How do you simplify `\frac { 3( x + 5) } { 5x ( x + 5) } \cdot \frac { 5} { 3( x - 3) }`?

Answer 1

`1/(x^2-3x)`

Explanation:

Since this is all multiplication, you can multiply the numerators and denominators. You will realize that there are a lot of similar terms which you can "cancel." These will be highlighted in various colours.

`(color(green)3color(red)((x+5)))/(color(blue)5xcolor(red)((x+5)))*color(blue)5/(color(green)3(x-3)`

To make this more clear, you can rearrange the expression so that the similar terms go on top of each other.

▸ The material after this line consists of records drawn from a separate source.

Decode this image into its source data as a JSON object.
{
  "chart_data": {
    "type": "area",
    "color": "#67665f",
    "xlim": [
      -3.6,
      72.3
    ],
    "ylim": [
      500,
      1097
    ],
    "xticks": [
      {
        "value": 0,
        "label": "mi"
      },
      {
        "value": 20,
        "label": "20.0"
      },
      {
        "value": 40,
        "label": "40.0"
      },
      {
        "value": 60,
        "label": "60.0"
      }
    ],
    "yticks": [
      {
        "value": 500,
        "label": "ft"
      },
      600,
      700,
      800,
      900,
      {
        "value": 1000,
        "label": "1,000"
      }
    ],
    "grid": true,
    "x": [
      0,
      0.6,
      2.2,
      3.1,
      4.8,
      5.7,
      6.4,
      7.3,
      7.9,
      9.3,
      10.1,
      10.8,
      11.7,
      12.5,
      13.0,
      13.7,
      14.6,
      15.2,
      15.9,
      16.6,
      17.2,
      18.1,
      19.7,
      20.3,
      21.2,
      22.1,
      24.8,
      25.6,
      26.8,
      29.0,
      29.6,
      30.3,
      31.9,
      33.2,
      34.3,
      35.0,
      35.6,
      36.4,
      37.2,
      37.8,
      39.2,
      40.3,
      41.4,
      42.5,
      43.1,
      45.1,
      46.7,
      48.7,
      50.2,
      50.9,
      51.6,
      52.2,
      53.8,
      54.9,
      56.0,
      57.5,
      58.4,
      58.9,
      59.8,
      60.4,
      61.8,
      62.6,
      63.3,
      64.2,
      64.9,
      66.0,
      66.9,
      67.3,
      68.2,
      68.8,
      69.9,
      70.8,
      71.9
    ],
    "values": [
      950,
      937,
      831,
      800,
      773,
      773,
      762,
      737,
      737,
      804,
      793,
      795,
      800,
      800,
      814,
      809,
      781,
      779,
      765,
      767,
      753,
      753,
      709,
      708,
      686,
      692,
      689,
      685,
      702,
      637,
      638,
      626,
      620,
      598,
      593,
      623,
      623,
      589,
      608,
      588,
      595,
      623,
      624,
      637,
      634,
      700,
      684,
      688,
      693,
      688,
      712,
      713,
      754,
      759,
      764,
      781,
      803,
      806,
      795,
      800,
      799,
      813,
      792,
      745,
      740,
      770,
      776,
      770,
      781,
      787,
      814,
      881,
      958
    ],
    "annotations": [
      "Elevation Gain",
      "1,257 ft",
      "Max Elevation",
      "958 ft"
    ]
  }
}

`(color(green)3color(red)((x+5)))/(color(green)3color(red)((x+5)))*color(blue)5/(color(blue)5x(x-3)`

Divisibility rules tell us that `x/x=1` if `x!=0`

Therefore, the term `(color(green)3color(red)((x+5)))/(color(green)3color(red)((x+5)))` is simply 1.

`=1*color(blue)5/(color(blue)5x(x-3)`

Note that we can also "cancel" or divide the two fives together. Remember that the division leaves the number `1` rather than it simply "disappearing."

`=cancelcolor(blue)5^1/(cancelcolor(blue)5^1x(x-3)`

`1/(1*x(x-3)`

Through the distributive property, `x(x-3)=x^2-3x`

Your final answer is `1/(x^2-3x)`